Freistuss Nr. 37: Schwere Geburt, schönes Kind

Nicht mehr nur mit der Zusammen-, Auf- und Einstellung der Nationalmannschaft muss sich ein Bundestrainer heutzutage herumschlagen. Die öffentliche Wahrnehmung des Auswahlteams hängt längst nicht mehr ausschließlich von den sportlichen Ergebnissen ab, sondern in mindestens gleichem Maße vom Auftreten des Chefs.

Im Laufe seiner Amtszeit entwickelt dabei jeder Bundestrainer zwangsläufig seine ganz eigene Rhetorik; seine unverwechselbare Art, der Öffentlichkeit zu verkünden, wie der Gegner zu bezwingen sei, und nach dem Abpfiff zu erklären, warum es schließlich anders kam. Der Bundestrainer ist zudem spätestens in diesem Jahrzehnt zum nationalen Fußball-Vordenker aufgestiegen, dessen kurze Statements oftmals zu ganzen "Philosophien" aufgeblasen werden.

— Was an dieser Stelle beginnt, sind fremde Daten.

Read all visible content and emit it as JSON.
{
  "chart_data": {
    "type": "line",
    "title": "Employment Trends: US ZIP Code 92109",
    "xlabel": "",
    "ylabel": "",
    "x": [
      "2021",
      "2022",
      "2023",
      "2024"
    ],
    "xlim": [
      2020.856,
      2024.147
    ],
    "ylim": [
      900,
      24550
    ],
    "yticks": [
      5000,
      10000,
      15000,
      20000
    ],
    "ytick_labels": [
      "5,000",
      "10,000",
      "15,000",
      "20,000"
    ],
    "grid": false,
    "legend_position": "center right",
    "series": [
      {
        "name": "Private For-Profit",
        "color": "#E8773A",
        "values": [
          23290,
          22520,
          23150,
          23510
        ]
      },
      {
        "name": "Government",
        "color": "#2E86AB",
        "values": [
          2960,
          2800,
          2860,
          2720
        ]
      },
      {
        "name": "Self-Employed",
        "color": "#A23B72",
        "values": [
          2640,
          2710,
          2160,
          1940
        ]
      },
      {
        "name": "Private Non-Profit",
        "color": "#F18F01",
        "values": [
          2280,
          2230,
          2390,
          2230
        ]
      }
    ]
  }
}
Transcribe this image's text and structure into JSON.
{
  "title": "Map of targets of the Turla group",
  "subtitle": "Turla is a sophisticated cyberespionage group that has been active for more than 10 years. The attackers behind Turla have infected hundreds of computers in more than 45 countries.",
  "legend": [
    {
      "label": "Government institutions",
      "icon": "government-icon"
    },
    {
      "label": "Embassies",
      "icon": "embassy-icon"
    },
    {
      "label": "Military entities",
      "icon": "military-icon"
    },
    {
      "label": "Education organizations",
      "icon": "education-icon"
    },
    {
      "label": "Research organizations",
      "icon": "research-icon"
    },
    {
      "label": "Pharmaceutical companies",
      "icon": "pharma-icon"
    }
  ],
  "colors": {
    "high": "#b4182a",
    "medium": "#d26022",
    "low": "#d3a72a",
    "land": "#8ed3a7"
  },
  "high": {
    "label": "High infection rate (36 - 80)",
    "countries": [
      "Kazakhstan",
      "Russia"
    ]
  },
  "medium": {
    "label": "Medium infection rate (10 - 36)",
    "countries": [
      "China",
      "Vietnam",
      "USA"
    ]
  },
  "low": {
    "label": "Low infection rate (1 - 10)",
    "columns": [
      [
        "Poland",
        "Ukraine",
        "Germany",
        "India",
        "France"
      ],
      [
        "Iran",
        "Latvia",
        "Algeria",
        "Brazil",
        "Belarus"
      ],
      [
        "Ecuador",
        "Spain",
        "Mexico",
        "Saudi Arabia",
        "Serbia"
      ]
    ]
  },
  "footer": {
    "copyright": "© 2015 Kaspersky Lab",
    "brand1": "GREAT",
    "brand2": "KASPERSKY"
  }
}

Ein kurzer Blick zurück: Rudi Völler trat noch meist im traditionellen Trainingsanzug vor die Kameras und analysierte in einfachen, klaren Worten des Deutschen liebstes Spiel. Ein Bundestrainer zum Anfassen – "unser Rudi" eben. Volksnah, bodenständig und emotional, im Erfolg wie in der Niederlage. Oder nach dem berühmten Remis von Reykjavik, als er den Dreiklang "Mist, Käse, Scheißdreck" in echte Klassiker des Fußballvokabulars verwandelte und ganz nebenbei Waldemar Hartmanns Trinkgewohnheiten hinterfragte.

Auch Nachfolger Jürgen Klinsmann brachte neben frischem Wind sein ganz persönliches Vokabular mit. Dank "Flat Four" und "konsequentem Vertikal-Spiel" zur erfolgreichen "Challenge 2006" – und immer schön positiv denken! Klinsmann räumte auf beim DFB. Reformgefährdende Objekte wie Sepp Maier oder der Singular verschwanden in der Mottenkiste, damit "wir das große Ziel Weltmeisterschaft nicht aus den Augen verlieren".

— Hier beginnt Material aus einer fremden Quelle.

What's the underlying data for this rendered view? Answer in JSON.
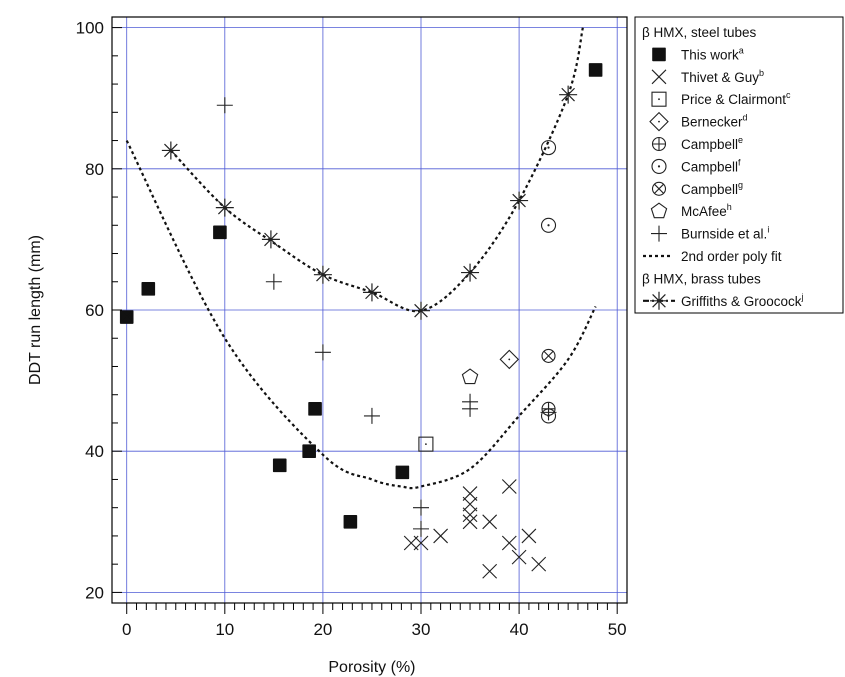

Wie wird Jogi Löw sich also positionieren? Bis zum Wochenende wirkte er bemerkenswert unaufgeregt, betont pragmatisch und dabei trotzdem keineswegs kühl und unsympathisch. Genau der richtige Mann für die undankbare Aufgabe, die Nationalelf nach der Euphorie des Sommers 2006 durch das trübe Fahrwasser der EM-Qualifikation zu navigieren. Doch nach dem knappen Sieg über die Iren sagte er leider etwas überraschend Bräsiges, das in seinem Klang eher and die Herren Ribbeck oder Vogts erinnerte: "Manchmal gibt auch eine schwere Geburt ein schönes Kind."

Sicher, der Bundestrainer war erleichtert über sein geglücktes Pflichtspieldebüt als Alleinverantwortlicher der Auswahlmannschaft, was allerdings keine Rechtfertigung ist, die Welt mit fragwürdigen Hebammenweisheiten zu versorgen. Schon am Mittwoch bietet sich Kalenderspruch-Jogi die Gelegenheit zur Wiedergutmachung. Aufmerksam sollte man die Pressekonferenz nach dem San Marino-Spiel verfolgen, noch ist das gebrannte Kind schließlich nicht in den Brunnen gefallen…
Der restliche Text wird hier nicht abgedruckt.